The Learner Web Partnership

A Multi-State Support System for Broadband Adoption by Digitally Marginalized Adults

Learner Web Partnership

The Learner Web’s Digital Literacy Partnership is funded as a Sustainable Broadband Adoption project by the Broadband Opportunities Technology Program of the U.S. Department of Commerce. This project builds on and extends an existing community of Learner Web partners that has developed online content and blended it with offline services to strengthen community collaboration around lifelong learning, help youth and adults to transition successfully into postsecondary education and employment, and provide professional development and tutoring support in adult education. 

The new digital literacy project will broaden the on-ramps to the information highway for economically vulnerable and digitally excluded populations. This in turn will increase access for these populations to other services provided by the Learner Web and its community partners. The existing community of Learner Web partners and library of shared Learning Plans has been supported by funding from the Institute of Museum and Library Services through a National Leadership Grant designed to strengthen community collaboration to support literacy and library services.

The Learner Web Partnership addresses the primary barriers to broadband access and use among adults in the United States: affordability, lack of digital literacy skills, and a perceived lack of content relevant to their daily lives, needs, and future aspirations. These barriers are exacerbated among populations that have the lowest levels of broadband access: primarily low-income adults who lack a high school education. This includes a growing—and increasingly diverse—population of adults from immigrant and language-minority communities.

The Learner Web Partnership proposed by Portland State University (PSU) involves coalitions in two states (MinnesotaNew York), two regions (Central Texas and South Texas), and two cities (New Orleans, Louisiana and Richmond, California). The project will increase broadband use among low-income, low-literate, ESOL, and other vulnerable populations by implementing Learner Web, an innovative online system of self-paced Learning Plans. Over 30 months, the project will develop and implement Learning Plans focused on digital literacy (at home, at work, and in the community), education on how to be an informed consumer of broadband technology, and orientation to career pathways. These Learning Plans will also be available in Spanish. Two additional Learning Plans will be developed to train volunteer and paid tutors and computer lab assistants to support new broadband users.

Learning Plan Design Team comprising the Minnesota Literacy CouncilProLiteracy Worldwide, and experts in adult learning, computer-delivered education, and strategies for language-minority and other populations will oversee work on these new Learning Plans. An important hallmark of the Learner Web system is its emphasis on providing self-paced online learning and the face-to-face support of trained tutors and computer assistants. Another important feature is its potential for sustainability: it is built on an open-source software platform and its Learning Plans will be distributed to interested organizations before, during, and following the federal grant period.  

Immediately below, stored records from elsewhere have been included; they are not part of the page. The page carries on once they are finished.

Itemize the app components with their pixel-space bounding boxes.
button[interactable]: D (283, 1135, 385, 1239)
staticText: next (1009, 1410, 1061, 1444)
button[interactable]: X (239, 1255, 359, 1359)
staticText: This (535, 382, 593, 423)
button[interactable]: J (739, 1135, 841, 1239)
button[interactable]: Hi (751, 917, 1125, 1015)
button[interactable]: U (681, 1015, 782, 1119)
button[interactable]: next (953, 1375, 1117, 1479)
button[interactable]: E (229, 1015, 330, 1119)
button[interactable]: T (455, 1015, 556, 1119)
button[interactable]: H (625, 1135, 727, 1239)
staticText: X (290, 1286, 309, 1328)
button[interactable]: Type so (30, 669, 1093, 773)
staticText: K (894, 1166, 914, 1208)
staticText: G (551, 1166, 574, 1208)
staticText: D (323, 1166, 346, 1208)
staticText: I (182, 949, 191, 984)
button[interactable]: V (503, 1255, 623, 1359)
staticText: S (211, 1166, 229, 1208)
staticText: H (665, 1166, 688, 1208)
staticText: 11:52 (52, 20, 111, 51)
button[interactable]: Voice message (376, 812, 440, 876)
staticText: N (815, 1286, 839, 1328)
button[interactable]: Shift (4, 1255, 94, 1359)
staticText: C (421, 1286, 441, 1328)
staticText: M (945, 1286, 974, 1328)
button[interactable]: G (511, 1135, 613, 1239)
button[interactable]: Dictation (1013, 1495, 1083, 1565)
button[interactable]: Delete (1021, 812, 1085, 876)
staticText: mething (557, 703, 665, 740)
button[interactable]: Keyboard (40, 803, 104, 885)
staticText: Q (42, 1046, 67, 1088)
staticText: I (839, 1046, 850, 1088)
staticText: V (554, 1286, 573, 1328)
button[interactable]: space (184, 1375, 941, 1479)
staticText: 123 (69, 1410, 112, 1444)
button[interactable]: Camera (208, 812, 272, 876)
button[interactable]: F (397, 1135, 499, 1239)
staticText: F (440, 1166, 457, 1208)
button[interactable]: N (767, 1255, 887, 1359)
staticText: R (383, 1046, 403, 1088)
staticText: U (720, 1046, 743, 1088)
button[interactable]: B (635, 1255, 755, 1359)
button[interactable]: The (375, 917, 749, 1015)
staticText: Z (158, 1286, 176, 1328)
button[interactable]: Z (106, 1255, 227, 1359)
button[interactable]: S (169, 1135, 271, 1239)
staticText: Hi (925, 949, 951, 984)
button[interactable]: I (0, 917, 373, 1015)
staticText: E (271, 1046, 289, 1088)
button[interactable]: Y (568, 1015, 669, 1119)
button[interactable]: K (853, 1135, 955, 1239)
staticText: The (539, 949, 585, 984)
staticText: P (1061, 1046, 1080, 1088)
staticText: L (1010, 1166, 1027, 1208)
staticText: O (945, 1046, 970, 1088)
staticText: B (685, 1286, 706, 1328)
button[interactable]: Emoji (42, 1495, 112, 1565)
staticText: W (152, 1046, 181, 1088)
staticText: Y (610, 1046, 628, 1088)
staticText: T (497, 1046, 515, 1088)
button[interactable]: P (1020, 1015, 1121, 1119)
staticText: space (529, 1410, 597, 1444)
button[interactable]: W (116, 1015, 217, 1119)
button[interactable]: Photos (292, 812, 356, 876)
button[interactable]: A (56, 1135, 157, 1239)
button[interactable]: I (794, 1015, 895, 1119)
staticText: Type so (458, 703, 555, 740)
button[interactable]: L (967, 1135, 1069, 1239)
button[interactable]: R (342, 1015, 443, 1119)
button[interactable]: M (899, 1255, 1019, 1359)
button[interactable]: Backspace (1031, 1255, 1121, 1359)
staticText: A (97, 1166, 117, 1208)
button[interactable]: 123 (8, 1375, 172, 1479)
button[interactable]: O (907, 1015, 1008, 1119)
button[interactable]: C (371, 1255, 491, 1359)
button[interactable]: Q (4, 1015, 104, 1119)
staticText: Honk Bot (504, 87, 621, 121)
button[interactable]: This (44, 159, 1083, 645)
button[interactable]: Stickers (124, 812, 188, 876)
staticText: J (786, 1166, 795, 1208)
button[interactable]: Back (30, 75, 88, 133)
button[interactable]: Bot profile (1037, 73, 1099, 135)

Sixty-three (63) community anchor institutions in the six national partner areas will collaborate to identify and recruit potential new broadband users. The Learner Web Partnership comprises a broad range of community anchor institutions: adult basic education (ABE) and employment/training programs, colleges and community colleges (including a federally designated Hispanic-serving institution), K-12 schools, public libraries, social services agencies, public safety and public housing agencies, and nonprofit community-based organizations dedicated to improving adult literacy, employability, and related skills. A lead sub-recipient organization for each of the six national sites will coordinate Learner Web Partnership activities among the local community anchors. Each sub-recipient organization will also be represented on a National Leadership Team which will meet four times in Portland, Oregon to share information, monitor progress, address issues or concerns, and plan for dissemination/replication of the project.

The Learner Web Partnership will allow 23,538 vulnerable adults to move from being “new-to-broadband” users to “broadband-ready” users. Participants will complete at least two of the three Learning Plans (on digital literacy and broadband consumer education), requiring an average of 15 hours of self-paced learning per user, and will receive an average of four hours of face-to-face tutoring and assistance. Using the Council of Economic Advisors methodology, it is estimated that the project will create 64 direct jobs-years, 41 indirect jobs, and 23 induced jobs. The Learner Web Partnership will also demonstrate a sustainable model for increasing broadband use among highly diverse and vulnerable adult populations.